Abstract:
Water scarcity and poor irrigation timing continue to constrain vegetable yields in smallholder
farming systems. This study developed a Python based irrigation scheduling tool for six
vegetables at the Busitema Habuleke Irrigation Scheme that integrates GIS, remote sensing
data, and machine learning (ML) soil moisture predictions. The study addressed the challenge
of impractical and costly field-based monitoring for irrigation scheduling and the lack of
packaged, data driven tools for smallholder farmers. The specific objectives were to (1) analyse
spatial and temporal factors influencing root zone volumetric water content (VWC), (2)
develop and compare ML models for VWC prediction, and (3) implement and validate an
irrigation scheduling tool that generates trigger-based irrigation recommendations. For
Objective 1, spatial and statistical analyses revealed that soil moisture distribution closely
followed rainfall, evapotranspiration, and soil texture patterns. Higher VWC values were
recorded in loam soils, while areas with sandy textures exhibited lower moisture levels. The
mean VWC was 19.34% (SD = 5.86%), and rainfall, field capacity, bulk density, and available
water content (AWC) were all recognised as significant contributors. Multiple regression
explained 88% of the variance in VWC (R² = 0.88), with rainfall (β ≈ 0.305) and AWC (β ≈
0.295) being the best predictors (p < 0.001). Sensitivity analysis showed that a 10% change in
rainfall and AWC caused a 3% and 2.9% change in VWC, respectively. Under Objective 2,
three ML models, Random Forest (RF), Long Short Training Memory (LSTM), and Extreme
Gradient Boosting (xGBoost), were developed and compared using soil, climatic, and
topographic data from 2010 to April 2025. XGBoost exhibited the best performance (NSE =
0.985, RMSE = 0.022, MAE = 0.017), followed by Random Forest (NSE = 0.954) and LSTM
(NSE = 0.873). The superior accuracy of XGBoost was attributed to its strong ability to capture
non linear relationships between soil moisture and environmental variables. For Objective 3,
the validated irrigation scheduling tool produced irrigation recommendations. Seasonal gross
requirements for tomatoes under drip ≈ 420 mm season total; green pepper sprinkler ≈ 540–
560 mm and event-level recommendations of carrots: start irrigation at VWC ≈ 0.22–0.25
m³/m³ with 1.5–4 mm pulses were obtained. The tool schedules exhibited lower variability and
greater alignment with reference evapotranspiration-based methods compared to farmer
practice, leading to measurable improvements in yield consistency.
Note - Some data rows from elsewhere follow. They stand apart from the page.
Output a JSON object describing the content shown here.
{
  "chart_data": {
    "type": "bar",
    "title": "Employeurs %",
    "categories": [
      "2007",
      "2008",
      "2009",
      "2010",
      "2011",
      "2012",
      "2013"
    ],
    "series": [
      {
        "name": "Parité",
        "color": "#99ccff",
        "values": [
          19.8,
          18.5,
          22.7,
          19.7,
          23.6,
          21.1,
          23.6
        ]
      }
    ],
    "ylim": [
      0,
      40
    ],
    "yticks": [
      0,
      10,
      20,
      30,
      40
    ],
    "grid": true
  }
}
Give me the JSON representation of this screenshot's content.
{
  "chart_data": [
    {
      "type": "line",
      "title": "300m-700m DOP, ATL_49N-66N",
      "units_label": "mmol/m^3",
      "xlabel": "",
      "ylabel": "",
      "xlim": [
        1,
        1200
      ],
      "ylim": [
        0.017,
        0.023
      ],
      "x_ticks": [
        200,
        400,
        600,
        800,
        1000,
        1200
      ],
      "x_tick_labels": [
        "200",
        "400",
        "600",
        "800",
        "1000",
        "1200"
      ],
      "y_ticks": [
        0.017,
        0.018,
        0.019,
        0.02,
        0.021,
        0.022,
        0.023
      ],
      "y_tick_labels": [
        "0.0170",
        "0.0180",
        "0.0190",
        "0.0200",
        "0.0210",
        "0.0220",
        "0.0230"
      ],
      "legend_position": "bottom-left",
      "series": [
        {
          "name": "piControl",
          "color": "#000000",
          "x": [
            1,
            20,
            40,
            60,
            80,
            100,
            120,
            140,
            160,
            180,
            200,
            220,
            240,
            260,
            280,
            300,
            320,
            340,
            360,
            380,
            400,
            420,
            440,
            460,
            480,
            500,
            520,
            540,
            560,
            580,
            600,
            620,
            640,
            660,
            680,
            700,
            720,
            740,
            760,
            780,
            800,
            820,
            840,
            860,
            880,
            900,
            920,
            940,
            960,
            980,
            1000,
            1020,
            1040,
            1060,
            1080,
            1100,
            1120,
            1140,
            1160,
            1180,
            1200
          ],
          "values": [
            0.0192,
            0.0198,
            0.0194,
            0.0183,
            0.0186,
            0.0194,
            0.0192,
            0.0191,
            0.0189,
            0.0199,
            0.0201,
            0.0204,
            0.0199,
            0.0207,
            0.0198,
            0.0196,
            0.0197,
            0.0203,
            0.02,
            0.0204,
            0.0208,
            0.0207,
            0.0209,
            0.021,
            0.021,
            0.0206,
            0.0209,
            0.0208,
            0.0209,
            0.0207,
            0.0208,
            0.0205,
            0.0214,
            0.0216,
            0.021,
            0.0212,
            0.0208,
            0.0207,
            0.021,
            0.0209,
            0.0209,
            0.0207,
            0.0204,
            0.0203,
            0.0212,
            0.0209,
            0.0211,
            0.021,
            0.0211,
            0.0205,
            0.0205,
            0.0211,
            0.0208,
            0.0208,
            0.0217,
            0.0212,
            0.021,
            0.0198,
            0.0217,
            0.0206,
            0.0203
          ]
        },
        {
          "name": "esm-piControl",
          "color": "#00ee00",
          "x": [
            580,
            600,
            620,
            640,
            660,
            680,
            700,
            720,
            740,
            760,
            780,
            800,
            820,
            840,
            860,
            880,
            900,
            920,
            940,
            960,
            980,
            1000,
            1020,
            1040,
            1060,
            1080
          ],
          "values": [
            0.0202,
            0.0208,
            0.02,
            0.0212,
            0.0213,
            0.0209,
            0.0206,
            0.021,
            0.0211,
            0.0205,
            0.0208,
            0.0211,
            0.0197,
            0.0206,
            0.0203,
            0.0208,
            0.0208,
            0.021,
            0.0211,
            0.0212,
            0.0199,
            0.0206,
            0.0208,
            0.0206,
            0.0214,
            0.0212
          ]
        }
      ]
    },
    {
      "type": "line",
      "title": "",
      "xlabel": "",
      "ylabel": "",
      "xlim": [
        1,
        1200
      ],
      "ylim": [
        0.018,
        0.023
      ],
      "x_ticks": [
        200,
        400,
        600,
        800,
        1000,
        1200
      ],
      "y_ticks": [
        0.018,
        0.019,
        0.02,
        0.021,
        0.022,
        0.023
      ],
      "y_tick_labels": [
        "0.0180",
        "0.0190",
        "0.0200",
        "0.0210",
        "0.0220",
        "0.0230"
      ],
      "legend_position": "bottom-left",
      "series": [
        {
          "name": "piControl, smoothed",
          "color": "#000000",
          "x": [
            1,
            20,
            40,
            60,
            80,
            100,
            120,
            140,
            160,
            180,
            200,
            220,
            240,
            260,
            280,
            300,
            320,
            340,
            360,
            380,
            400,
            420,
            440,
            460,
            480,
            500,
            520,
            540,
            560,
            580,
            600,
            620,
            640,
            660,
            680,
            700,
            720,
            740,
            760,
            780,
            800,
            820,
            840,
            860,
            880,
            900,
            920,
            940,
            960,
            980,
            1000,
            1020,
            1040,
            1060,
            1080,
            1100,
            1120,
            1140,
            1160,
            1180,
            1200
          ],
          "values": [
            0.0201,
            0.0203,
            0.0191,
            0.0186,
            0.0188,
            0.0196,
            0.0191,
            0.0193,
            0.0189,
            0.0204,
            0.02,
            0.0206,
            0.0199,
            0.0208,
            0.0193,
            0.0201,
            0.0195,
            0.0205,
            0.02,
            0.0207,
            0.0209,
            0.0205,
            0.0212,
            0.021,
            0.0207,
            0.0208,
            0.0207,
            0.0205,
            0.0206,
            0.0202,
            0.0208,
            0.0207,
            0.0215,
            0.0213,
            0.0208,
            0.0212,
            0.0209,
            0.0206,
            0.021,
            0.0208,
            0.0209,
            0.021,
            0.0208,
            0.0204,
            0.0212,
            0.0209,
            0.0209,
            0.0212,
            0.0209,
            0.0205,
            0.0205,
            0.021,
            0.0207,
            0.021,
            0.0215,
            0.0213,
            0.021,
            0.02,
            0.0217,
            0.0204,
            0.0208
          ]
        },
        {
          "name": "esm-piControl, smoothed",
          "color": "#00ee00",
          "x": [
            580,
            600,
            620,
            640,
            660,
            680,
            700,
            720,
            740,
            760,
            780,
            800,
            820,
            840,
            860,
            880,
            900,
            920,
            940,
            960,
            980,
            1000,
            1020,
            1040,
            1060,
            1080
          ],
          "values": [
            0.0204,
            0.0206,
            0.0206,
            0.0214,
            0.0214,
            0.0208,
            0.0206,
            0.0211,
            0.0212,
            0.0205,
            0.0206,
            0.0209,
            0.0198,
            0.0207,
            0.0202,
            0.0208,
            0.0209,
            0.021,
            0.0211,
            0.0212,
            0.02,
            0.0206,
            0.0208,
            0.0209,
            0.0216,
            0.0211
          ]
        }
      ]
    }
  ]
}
Overall, the integration of
in situ calibration, remote sensing, and ML models provides a practical, site specific tool for
smallholder irrigation management. Future work should focus on adding offline functionality,
expanding farmer trials, and performing uncertainty analysis to enhance operational reliability.
Key words: Vegetable irrigation, Irrigation scheduling, GIS, Remote sensing, Soil moisture
prediction, Machine learning, Smallholder farming.